Prospective shareholders might struggle to learn more about the company through other means. Calls to the phone number listed on the company’s SEC filings went to a number that has been disconnected, and a call to UBI Blockchain’s New York office rings to the mobile phone of Hong Zhu, who is listed in the filing without a title. Zhu, who is selling 250,000 Class C shares in the offering, didn’t return calls seeking comment.

UBI Blockchain shares ended trading Tuesday in New York at $33. Like many companies hitching their fortunes to bitcoin and blockchain technology, its stock has seesawed violently this year. They surged more than 1,000 percent in the early part of December and continue to swing with bitcoin-like vicissitude.

Filings portray a company whose finances are tenuous. UBI Blockchain has an accumulated deficit of $6.3 million and just $15,406 in cash on hand. It burns through “approximately $220,000 per month,” according to the S-1 filing of Dec. 21 outlining plans to sell shares. The document adds that “management is uncertain that the company can generate sufficient revenues in the next 12-months to sustain our operations.”

And yet, company executives, rather than the company, would reap proceeds from the share sales. CEO Liu, who has personally funded this business through loans at a 7 percent interest rate, is selling 40 million shares.

Just eight of UBI Blockchain’s employees work in “product development.” The company says it hopes to hire seven more employees by year end. UBI Blockchain’s recent S-1 filing lists four executives. Liu, 63, and director Jun Min, 57, of Hong Kong were previously executives at American Oriental Bioengineering Inc. and Cosimo Patti, 66, of Cliffside Park, New Jersey, was an independent director there.

AOB was once a billion-dollar market value Chinese maker of the “UrinStopper Patch,” a bedwetting inhibitor said to contain a “radioactive photon” that would “warm the acupoints,” thanks to “patent technology from the University of California, Berkeley.” But the stock cratered soon after a Barron’s story said tests of the patch “detected no radioactive elements.” Barron’s also reported that AOB had no licensing agreement with Berkeley. AOB now has a market capitalization of $88,000.

In addition to Liu’s proposed sale, which represents two-thirds of his Class A shares, Patti is selling half his 500,000 Class C shares.

None of the employees list history in internet technology, networking, currency trading, blockchain or bitcoin. “I don’t think they have history in blockchain,” Jesky says. “Not many people do have a history in blockchain -- it’s new.”

UBI Blockchain didn’t do a traditional initial public offering.
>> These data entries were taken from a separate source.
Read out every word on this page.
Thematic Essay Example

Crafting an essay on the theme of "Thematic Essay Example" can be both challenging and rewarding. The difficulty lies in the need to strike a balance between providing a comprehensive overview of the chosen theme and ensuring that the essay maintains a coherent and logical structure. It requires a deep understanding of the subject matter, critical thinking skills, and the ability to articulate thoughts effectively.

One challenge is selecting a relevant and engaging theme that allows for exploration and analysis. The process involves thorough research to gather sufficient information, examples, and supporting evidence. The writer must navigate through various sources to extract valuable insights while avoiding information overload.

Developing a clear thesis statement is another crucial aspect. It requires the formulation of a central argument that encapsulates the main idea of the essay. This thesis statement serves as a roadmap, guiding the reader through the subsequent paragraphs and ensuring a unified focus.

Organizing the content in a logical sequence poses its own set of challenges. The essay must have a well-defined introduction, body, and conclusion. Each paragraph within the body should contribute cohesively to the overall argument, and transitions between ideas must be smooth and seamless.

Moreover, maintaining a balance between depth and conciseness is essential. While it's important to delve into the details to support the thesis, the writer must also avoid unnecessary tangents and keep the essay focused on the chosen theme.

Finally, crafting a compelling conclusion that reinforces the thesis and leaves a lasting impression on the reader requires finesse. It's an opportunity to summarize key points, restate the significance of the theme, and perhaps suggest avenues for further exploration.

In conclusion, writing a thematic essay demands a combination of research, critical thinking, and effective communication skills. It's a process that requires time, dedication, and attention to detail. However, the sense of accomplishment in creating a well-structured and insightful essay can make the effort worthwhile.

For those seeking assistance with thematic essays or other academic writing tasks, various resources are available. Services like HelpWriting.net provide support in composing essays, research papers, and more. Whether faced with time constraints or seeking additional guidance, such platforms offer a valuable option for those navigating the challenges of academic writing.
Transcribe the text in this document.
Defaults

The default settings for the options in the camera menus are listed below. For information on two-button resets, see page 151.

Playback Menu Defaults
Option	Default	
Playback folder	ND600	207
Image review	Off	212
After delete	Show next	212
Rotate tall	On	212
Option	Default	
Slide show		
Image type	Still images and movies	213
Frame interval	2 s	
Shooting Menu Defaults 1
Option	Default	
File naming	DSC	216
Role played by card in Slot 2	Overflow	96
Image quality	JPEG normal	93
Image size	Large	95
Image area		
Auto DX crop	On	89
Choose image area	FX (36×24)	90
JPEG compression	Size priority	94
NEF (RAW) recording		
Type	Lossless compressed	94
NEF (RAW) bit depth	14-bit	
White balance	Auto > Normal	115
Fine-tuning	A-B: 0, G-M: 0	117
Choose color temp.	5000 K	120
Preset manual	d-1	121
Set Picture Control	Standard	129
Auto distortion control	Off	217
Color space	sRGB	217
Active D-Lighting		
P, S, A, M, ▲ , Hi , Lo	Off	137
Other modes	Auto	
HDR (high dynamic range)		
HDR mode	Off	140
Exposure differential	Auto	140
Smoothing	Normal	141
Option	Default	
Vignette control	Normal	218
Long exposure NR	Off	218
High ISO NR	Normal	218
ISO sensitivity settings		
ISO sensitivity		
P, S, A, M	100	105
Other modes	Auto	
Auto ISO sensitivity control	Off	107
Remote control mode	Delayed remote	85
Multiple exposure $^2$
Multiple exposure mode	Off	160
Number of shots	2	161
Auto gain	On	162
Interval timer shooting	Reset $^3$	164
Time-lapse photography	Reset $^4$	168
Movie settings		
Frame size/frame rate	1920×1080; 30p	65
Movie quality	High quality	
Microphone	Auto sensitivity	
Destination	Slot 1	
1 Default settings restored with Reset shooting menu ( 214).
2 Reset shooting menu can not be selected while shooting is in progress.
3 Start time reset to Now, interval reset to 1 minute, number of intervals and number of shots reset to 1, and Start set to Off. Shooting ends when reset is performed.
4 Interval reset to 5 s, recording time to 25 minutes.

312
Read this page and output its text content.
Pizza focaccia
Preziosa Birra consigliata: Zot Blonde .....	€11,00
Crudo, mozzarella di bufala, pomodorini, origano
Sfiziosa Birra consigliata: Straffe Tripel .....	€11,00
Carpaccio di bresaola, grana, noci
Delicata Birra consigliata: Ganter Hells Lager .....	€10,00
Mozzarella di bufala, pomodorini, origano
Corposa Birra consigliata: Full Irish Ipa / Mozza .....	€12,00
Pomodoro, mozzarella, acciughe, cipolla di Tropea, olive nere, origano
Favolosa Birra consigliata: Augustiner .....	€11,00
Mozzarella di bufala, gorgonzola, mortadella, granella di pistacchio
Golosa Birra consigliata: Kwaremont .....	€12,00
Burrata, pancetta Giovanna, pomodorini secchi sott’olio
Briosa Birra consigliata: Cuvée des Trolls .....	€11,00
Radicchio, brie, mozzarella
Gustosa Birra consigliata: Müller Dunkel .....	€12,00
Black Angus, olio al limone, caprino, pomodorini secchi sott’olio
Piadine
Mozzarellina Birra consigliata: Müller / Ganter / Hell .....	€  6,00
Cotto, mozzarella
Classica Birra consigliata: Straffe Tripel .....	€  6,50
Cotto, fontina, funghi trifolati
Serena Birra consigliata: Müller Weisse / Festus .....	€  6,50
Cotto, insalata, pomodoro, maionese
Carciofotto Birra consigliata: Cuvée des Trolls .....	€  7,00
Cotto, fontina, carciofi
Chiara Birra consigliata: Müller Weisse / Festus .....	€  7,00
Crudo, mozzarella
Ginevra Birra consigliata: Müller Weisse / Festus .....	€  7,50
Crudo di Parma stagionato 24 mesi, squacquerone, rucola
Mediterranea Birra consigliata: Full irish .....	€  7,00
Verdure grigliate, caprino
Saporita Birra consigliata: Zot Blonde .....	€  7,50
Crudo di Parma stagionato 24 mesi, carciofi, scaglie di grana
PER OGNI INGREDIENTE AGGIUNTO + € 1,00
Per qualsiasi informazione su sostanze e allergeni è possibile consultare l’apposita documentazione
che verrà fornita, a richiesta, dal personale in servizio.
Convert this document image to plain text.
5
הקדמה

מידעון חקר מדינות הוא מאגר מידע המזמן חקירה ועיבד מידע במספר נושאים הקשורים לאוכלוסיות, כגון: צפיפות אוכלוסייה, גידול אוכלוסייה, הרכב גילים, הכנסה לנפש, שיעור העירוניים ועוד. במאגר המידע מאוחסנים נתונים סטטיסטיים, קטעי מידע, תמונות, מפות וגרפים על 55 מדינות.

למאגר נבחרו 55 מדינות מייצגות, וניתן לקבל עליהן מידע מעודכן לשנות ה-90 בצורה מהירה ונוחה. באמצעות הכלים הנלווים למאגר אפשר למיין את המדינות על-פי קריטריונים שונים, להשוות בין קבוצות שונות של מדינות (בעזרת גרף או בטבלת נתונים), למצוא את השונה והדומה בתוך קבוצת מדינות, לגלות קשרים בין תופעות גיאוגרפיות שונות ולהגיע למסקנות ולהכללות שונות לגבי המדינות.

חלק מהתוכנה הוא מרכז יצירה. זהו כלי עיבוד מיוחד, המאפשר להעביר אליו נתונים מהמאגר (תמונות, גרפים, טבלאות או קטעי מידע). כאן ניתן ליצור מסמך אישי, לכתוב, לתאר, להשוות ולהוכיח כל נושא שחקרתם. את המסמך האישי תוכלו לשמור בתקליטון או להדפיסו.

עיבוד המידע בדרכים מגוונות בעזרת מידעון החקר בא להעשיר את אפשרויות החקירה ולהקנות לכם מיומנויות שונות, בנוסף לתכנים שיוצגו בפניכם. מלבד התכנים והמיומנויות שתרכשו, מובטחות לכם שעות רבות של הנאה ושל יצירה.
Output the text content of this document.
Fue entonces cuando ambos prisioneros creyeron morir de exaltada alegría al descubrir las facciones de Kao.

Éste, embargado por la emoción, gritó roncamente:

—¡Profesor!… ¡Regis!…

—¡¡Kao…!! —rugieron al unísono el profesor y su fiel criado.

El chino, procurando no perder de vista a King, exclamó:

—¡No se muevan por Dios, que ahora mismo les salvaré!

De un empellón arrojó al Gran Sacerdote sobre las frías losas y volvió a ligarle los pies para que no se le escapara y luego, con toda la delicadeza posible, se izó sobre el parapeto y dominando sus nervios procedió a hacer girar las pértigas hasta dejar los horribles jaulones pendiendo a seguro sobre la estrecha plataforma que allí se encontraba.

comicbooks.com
Rather, it merged into the shell of a Las Vegas, Nevada-based company called “JA Energy.” Similarly, AOB emerged through a reverse merger.

The stock rise is mirrored in a number of other companies that have folded cryptocurrency into their business plans. Shares of Digital Power Corporation (NYSE:DPW) rose more than 700 percent in the last three months while LongFin Corp. is up more than 900 percent since its shares went public two weeks ago, Riot Blockchain (NASDAQ:RIOT) is up more than 600 percent, Seven Stars Cloud Group Inc. has more than doubled and Siebert Financial Corp (NASDAQ:SIEB) has seen its shares jump more than 300 percent. Their combined market value is now $5.8 billion. Their combined annual revenue in 2016 was just $22 million.

Mark DeStefano, the Las Vegas-based business affairs manager for the Jesky law firm insists that UBI Blockchain’s will eventually create a useful, valuable blockchain technology. “We’re not one of those crazy bitcoin companies,” he says. “We don’t want to be lumped in with those stock frauds.”